Descriptive Summaries
A total of 295 stroke patients were treated in the hospital during the study period from 1st September 2014 to 1st April 2017. Of total population, this study included 202 stroke patients for whom data for variables of interest are complete. Of all 202 stroke patients 147(72.8%) were censored or not experienced the event and 55(27.2%) are died. Average time duration for all patients was 6.05 with standard deviation of 4.698 and the median and mean survival time of age was 6 and 7.168 days respectively. The mean and median age of stroke patient was 62.56 and 65 days respectively .The mean and median survival time from stroke was found to be 15.596 and 19 days respectively. The mean survival time of male and female were 9.1 days and 5.1 days respectively. The minimum and the maximum survival time observed in the data were 1 days and 24 days respectively. The median survival time of female and male was 3 days and 6 days respectively. Patients with hypertension stayed 4 days of which 72.13% were death. However, patients with no hypertension stayed 9 days on average of which 27.87% were death. Patients with baseline complication stayed 4 days on average of which 67.3 % were death (Table 1).
The Kaplan- Meier Estimate
The estimate for overall Kaplan –Meier survivor function depicted that relatively a large number of the deaths occurred at the earlier days of anti-stroke treatment and the same graph showed the decrement over a follow up period (Figure 1).
Kaplan-Meier Estimates is represented by the survival curves for without hypertension diseases are above those the patients’ complications with hypertension. This implied that the patients without hypertension more survival than with hypertension (Figure 2).
Log Rank Tests of Each Covariate
The log-rank test indicates that statistically there is a significant difference of survival experience among groups of gender, age, blood pressure (hypertension), and baseline complication. On the other hand, there are statistically no significant difference in survival/death experiencing among groups of the categorical covariates cardiac disease, diabetes mellitus, stroke type and drug type. Accordingly, the mean survival time of male patients’ to death had been 9.1 days greater than females 5.1 days with [95% CI [8.04889, 10.3094] (Table 2).
Univariable Analysis of Cox PH regression model
from the outputs in univariable analysis, we can observe that the covariate age of stroke patient (HR=1.011731,P-value= 0.0119),gender of patient (HR=0.4123,P-value=1.58e-06), hypertension (HR=2.5510,P-value=2.4e-06), stroketype(HR= 0.6152, 1.7325, P-value= 0.0140, 0.0961),drug type and baseline complication (HR =3.0710,P-value = 4.84e-08) are significant and hypertension, baseline complication, gender and stroke type are highly significant in the univariable analysis. However, diabetes mellitus and cardiac is not a significant factor for the death time at 25% level of significance (Table 3).
Multivariable analysis of Cox PH Regression Model.
Covariates which become insignificant in the multivariable analysis were removed from the model by using stepwise elimination technique. Accordingly, cardiac disease, and Diabetes mellitus were excluded. In order to decide whether or not a variable is significant, the p-value associated with each Parameter has been estimated and variables that have p-value less than 0.05 cut point or 5% significance level are considered as important variables and hence, are included in the final model (Table 4).
Checking for the Linearity of Continuous Covariates in the Model
For the covariates age the plots show systematic patterns or trends and the resulting smoothed plots are not a straight line. Therefore the plots of martingale residual confirm that age of a patient have no linear relationship with the survival time (Figure 3).

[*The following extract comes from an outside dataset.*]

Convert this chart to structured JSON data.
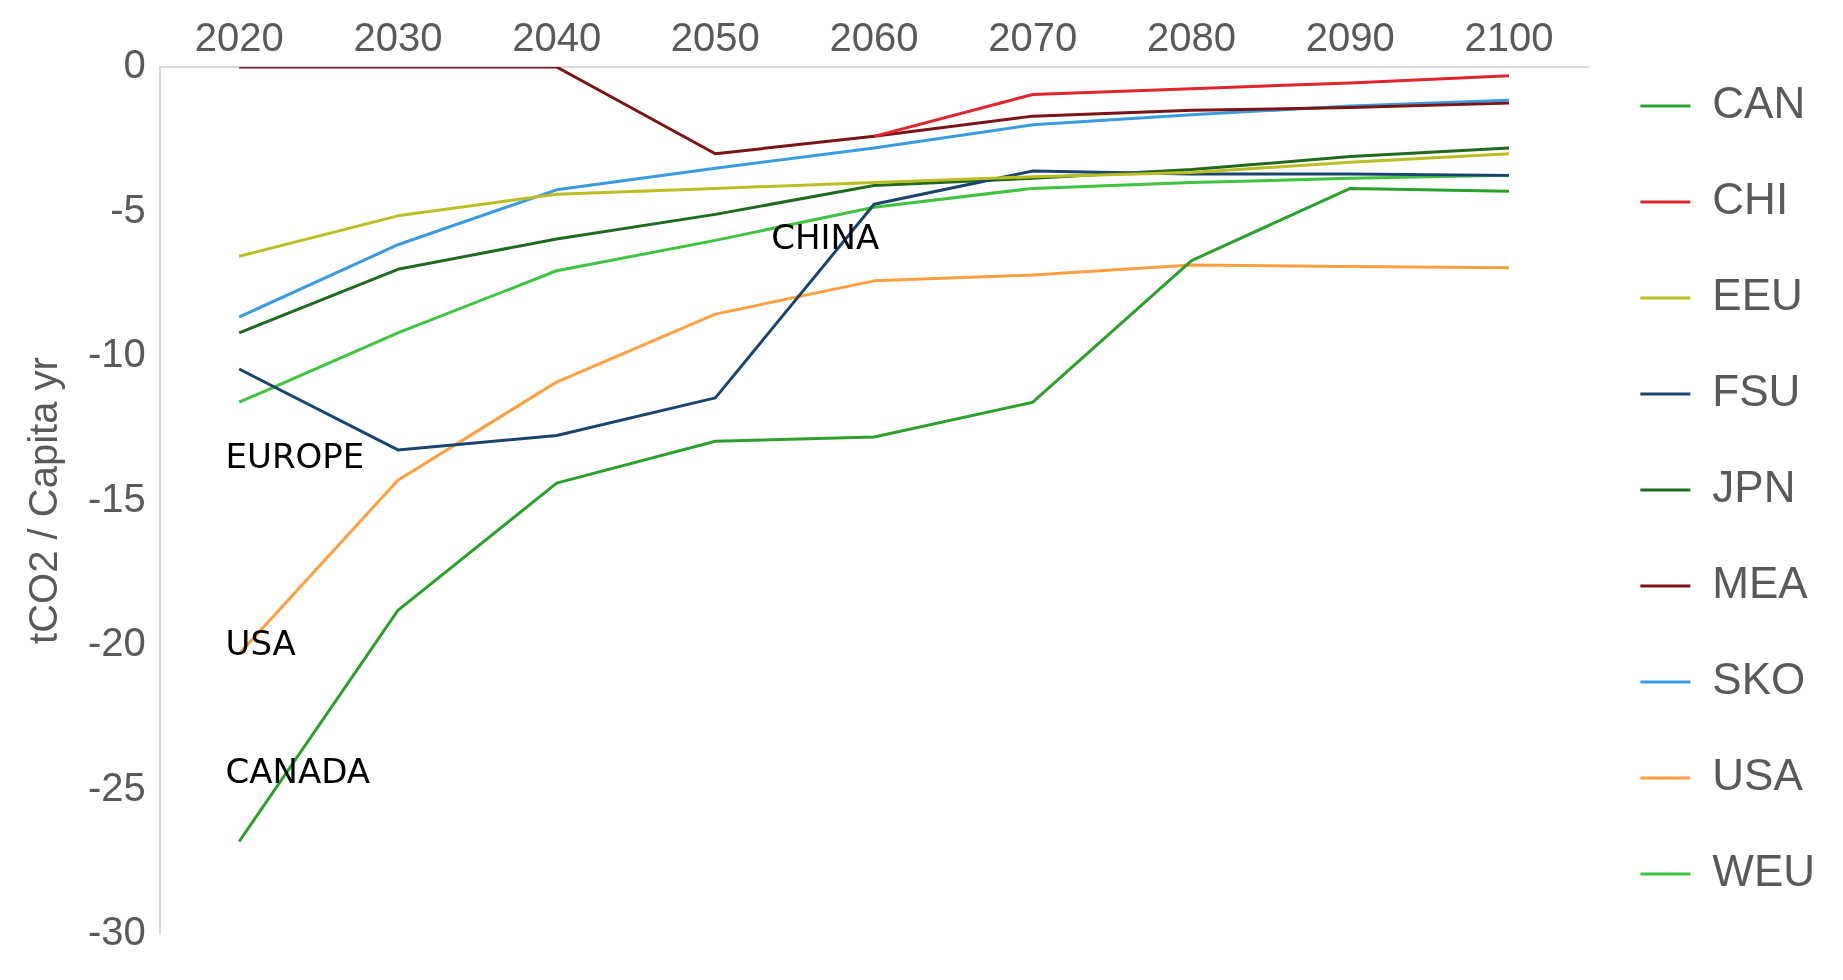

Checking of Proportional hazard assumption
The test of correlation (rho) is insignificant that indicates proportional hazards assumption is fulfilled. Variables age, gender of patients, Hypertension (blood pressure), base line complication ,drug type and Stroke type are fulfilled the assumption because all the p values are greater than 0.05. In Schoenfeld if the p value is greater than 0.05 it indicates that the Cox proportional hazards assumptions are fulfilled (Table 5).
Diagnosis of the Model: The likelihood ratio and significance of the final Cox PH model
From the likelihood ratio test, it can be seen that the PH model is significant since p-value is less than 5% (Table 6).
PARAMETRIC PH REGRESSION ANALYSIS
The Weibull model appears to be an appropriate PH regression model according to AIC compared with other regression models in multivariate analysis (Table 7).
From the Weibull regression model, after fixing other coefficients, the hazard rate for, male stroke patient 1.4 times than the hazard rate of females patients. The hazard rate of patients with baseline complication was 0.8 times that of patients who had no baseline complications. Finally, the hazard rate of patients who had hypertension was 0.7 times that of patients who had no hypertension. The interpretation of the result from the fitted final Weibull PH model is based on the hazard ratios (Table 8).